In February 2023, Sensei CSO Edward van der Horst presented key preclinical data supporting the mechanism of SNS-101 at the Keystone Symposia on Next Generation Antibody Therapeutics.
Under the recently signed CRADA with the National Cancer Institute (NCI), part of the National Institutes of Health, in February 2023, preclinical studies are in progress with the goal of further elucidating VISTA’s role in immune checkpoint resistance and expanding the potential of SNS-101 as a combination therapy beyond anti-PD-1. In addition, preparations are underway for the NCI to participate as a trial site in the clinical investigation of SNS-101.
In a multi-dose GLP toxicology study, SNS-101 was well tolerated and displayed a favorable multi-dose pharmacokinetic profile, with linear elimination kinetics and an absence of target-mediated drug disposition.
Additional TMAb Platform Updates

Through its Tumor Microenvironment Activated biologics (TMAb) platform, Sensei is also advancing several conditionally active antibody programs, including SNS-102 targeting VSIG4 (V-Set and Immunoglobulin Domain Containing 4), SNS-103 targeting ENTPDase1 (ecto-nucleoside triphosphate diphosphohydrolase-1, also known as CD39) and a recently initiated fourth program.

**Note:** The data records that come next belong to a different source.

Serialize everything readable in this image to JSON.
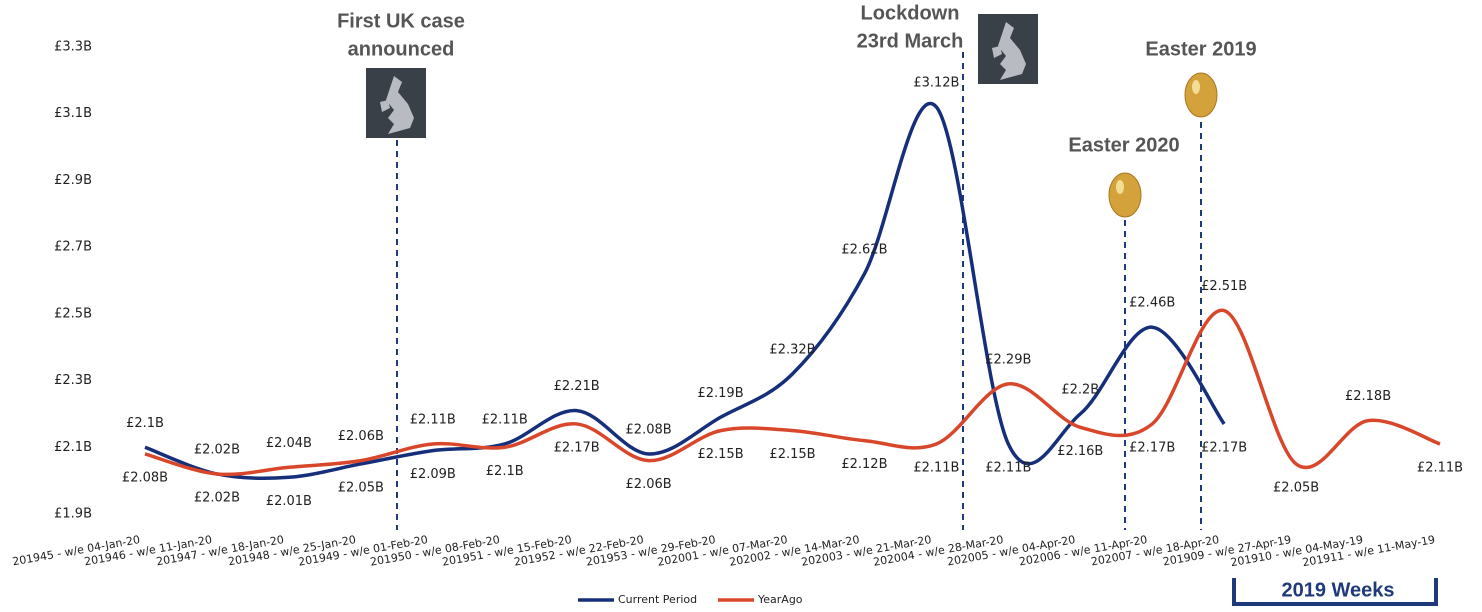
{
  "chart_data": {
    "type": "line",
    "categories": [
      "201945 - w/e 04-Jan-20",
      "201946 - w/e 11-Jan-20",
      "201947 - w/e 18-Jan-20",
      "201948 - w/e 25-Jan-20",
      "201949 - w/e 01-Feb-20",
      "201950 - w/e 08-Feb-20",
      "201951 - w/e 15-Feb-20",
      "201952 - w/e 22-Feb-20",
      "201953 - w/e 29-Feb-20",
      "202001 - w/e 07-Mar-20",
      "202002 - w/e 14-Mar-20",
      "202003 - w/e 21-Mar-20",
      "202004 - w/e 28-Mar-20",
      "202005 - w/e 04-Apr-20",
      "202006 - w/e 11-Apr-20",
      "202007 - w/e 18-Apr-20",
      "201909 - w/e 27-Apr-19",
      "201910 - w/e 04-May-19",
      "201911 - w/e 11-May-19"
    ],
    "series": [
      {
        "name": "Current Period",
        "color": "#162f7a",
        "values": [
          2.1,
          2.02,
          2.01,
          2.05,
          2.09,
          2.11,
          2.21,
          2.08,
          2.19,
          2.32,
          2.62,
          3.12,
          2.11,
          2.2,
          2.46,
          2.17,
          null,
          null,
          null
        ],
        "value_labels": [
          "£2.1B",
          "£2.02B",
          "£2.01B",
          "£2.05B",
          "£2.09B",
          "£2.11B",
          "£2.21B",
          "£2.08B",
          "£2.19B",
          "£2.32B",
          "£2.62B",
          "£3.12B",
          "£2.11B",
          "£2.2B",
          "£2.46B",
          "£2.17B",
          null,
          null,
          null
        ]
      },
      {
        "name": "YearAgo",
        "color": "#d9472b",
        "values": [
          2.08,
          2.02,
          2.04,
          2.06,
          2.11,
          2.1,
          2.17,
          2.06,
          2.15,
          2.15,
          2.12,
          2.11,
          2.29,
          2.16,
          2.17,
          2.51,
          2.05,
          2.18,
          2.11
        ],
        "value_labels": [
          "£2.08B",
          "£2.02B",
          "£2.04B",
          "£2.06B",
          "£2.11B",
          "£2.1B",
          "£2.17B",
          "£2.06B",
          "£2.15B",
          "£2.15B",
          "£2.12B",
          "£2.11B",
          "£2.29B",
          "£2.16B",
          "£2.17B",
          "£2.51B",
          "£2.05B",
          "£2.18B",
          "£2.11B"
        ]
      }
    ],
    "ylim": [
      1.9,
      3.3
    ],
    "yticks": [
      {
        "value": 1.9,
        "label": "£1.9B"
      },
      {
        "value": 2.1,
        "label": "£2.1B"
      },
      {
        "value": 2.3,
        "label": "£2.3B"
      },
      {
        "value": 2.5,
        "label": "£2.5B"
      },
      {
        "value": 2.7,
        "label": "£2.7B"
      },
      {
        "value": 2.9,
        "label": "£2.9B"
      },
      {
        "value": 3.1,
        "label": "£3.1B"
      },
      {
        "value": 3.3,
        "label": "£3.3B"
      }
    ],
    "grid": false,
    "legend": "bottom",
    "annotations": [
      {
        "lines": [
          "First UK case",
          "announced"
        ]
      },
      {
        "lines": [
          "Lockdown",
          "23rd March"
        ]
      },
      {
        "lines": [
          "Easter 2020"
        ]
      },
      {
        "lines": [
          "Easter 2019"
        ]
      }
    ],
    "bracket_label": "2019 Weeks"
  }
}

SNS-102: Eight parental pH-sensitive VSIG4 antibodies have been selected, which have undergone further lead optimization and are currently being characterized.
SNS-103: In April 2023, Sensei presented new preclinical data on SNS-103 at the American Association for Cancer Research (AACR) (Free AACR Whitepaper) Annual Meeting. Eight parental pH-sensitive CD39 antibodies have been selected, which have undergone further lead optimization and are currently being characterized.
Sensei remains on track to select product candidates for both SNS-102 and SNS-103 in 2023.
Sensei has initiated early discovery efforts for a fourth TMAB program focused on developing a conditionally active bispecific antibody.
Upon successful candidate selection, Sensei expects to advance one product candidate to IND-enabling studies.
First Quarter 2023 Financial Results

Cash Position: Cash, cash equivalents and marketable securities were $95.5 million as of March 31, 2023, as compared to $107.1 million as of December 31, 2022. Sensei expects its current cash balance to fund operations into the second half of 2025.

Research and Development (R&D) Expenses: R&D expenses were $5.2 million for the quarter ended March 31, 2023, compared to $7.5 million for the quarter ended March 31, 2022. The decrease in R&D expenses was primarily attributable to lower personnel costs due to the restructuring, lower expense relating to lab supply purchases and lower manufacturing related expense partially offset by higher expense associated with clinical trials.

General and Administrative (G&A) Expenses: G&A expenses were $5.8 million for the quarter ended March 31, 2023, compared to $5.0 million for the quarter ended March 31, 2022. The increase in G&A expense was primarily attributable to external professional services, including $1.5 million of non-recurring expenses associated with stockholder activism related to our upcoming 2023 annual meeting of stockholders.

Net Loss: Net loss was $10.2 million for the quarter ended March 31, 2023, compared to $12.4 million for the quarter ended March 31, 2022.